Infectious diseases specialists around the world are working day and night to find answers to many critical questions surrounding this disease while at the same time working on the development of a vaccine. Meanwhile, IDSA is also working to address the necessary public health policy response to the outbreak.
IDSA’s Public Health Committee, with input from the Center for Global Health Policy, has developed policy recommendations on how best to address the outbreak both within the US and globally. The focus of these recommendations is to ensure adequate federal support to strengthen our public health prevention and control readiness, diagnostic development, medical countermeasures research and development, and global health activities.
These recommendations were shared in a letter
to the Senate Health, Education, Labor, and Pensions (HELP) Committee, which held a hearing in late February on the Zika virus outbreak. The letter also highlights the key role of ID physicians in responding to the outbreak. These recommendations will also be shared with the House Energy and Commerce Committee, which plans to hold a Zika virus hearing early this month. IDSA’s funding recommendations will also be shared with relevant appropriations subcommittees in Congress.

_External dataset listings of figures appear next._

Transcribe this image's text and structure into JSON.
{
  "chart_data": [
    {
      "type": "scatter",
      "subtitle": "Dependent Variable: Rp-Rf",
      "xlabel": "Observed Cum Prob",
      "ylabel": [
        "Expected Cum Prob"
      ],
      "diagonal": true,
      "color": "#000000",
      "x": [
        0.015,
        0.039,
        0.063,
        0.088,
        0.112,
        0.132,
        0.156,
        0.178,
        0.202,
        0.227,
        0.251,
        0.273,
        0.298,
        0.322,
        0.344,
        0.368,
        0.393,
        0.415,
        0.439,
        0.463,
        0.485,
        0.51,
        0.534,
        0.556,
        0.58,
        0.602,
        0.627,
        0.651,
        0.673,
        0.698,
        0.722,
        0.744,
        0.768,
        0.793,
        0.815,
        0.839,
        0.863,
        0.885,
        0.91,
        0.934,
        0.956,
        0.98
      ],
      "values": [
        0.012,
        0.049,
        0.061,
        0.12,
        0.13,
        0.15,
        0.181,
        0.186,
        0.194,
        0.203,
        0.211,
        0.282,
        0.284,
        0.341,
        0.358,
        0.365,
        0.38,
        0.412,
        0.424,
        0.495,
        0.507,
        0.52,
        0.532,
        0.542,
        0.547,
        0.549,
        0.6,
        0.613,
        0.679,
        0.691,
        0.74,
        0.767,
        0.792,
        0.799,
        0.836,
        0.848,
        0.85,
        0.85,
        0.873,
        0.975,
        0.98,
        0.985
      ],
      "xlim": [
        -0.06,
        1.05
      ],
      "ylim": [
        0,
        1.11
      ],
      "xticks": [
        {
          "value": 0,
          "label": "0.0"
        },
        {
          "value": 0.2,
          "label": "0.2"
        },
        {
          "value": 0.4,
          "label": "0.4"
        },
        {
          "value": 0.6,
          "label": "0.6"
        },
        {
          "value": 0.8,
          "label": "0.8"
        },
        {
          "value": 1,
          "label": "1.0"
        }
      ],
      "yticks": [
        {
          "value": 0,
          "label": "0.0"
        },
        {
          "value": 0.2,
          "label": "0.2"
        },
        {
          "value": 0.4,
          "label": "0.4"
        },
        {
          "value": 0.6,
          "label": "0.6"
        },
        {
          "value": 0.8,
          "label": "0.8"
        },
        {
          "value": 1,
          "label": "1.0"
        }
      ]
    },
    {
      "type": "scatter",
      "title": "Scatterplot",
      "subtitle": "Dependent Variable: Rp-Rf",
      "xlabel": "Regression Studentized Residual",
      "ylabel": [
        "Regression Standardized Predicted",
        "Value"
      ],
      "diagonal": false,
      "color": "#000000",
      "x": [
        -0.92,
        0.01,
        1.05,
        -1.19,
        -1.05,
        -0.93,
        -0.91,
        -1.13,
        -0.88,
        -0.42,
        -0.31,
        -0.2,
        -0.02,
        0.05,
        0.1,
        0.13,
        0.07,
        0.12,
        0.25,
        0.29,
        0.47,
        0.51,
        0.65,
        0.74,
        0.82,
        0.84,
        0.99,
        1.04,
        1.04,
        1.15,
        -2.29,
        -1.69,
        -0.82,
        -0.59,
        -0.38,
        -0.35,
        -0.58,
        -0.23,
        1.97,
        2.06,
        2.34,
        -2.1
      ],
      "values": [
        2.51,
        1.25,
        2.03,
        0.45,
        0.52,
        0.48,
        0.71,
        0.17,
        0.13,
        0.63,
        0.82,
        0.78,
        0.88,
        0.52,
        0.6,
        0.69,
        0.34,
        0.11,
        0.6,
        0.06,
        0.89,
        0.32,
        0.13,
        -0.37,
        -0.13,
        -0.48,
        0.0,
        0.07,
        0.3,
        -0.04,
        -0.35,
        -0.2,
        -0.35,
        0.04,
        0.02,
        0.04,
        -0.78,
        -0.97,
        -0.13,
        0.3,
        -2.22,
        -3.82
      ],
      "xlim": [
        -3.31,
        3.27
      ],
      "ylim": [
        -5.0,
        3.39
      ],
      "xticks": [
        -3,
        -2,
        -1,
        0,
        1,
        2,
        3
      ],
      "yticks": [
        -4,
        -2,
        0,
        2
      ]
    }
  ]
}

The Obama Administration has requested a $1.8 billion emergency supplemental budget request
to respond to the outbreak. In addition to resources needed to ramp up domestic preparedness and research and development, the request proposes $335 million for USAID to support mosquito control, public education and maternal health programs in affected countries.
As with any outbreak of this kind, whether it be Ebola, West Nile, Dengue or Chikungunya virus, there is much we don’t yet know, and the unknown can be the source of a great deal of anxiety and fear among the public. I am heartened, and proud, to know that infectious diseases specialists—some of the brightest medical minds in the world—are working around the clock to find answers.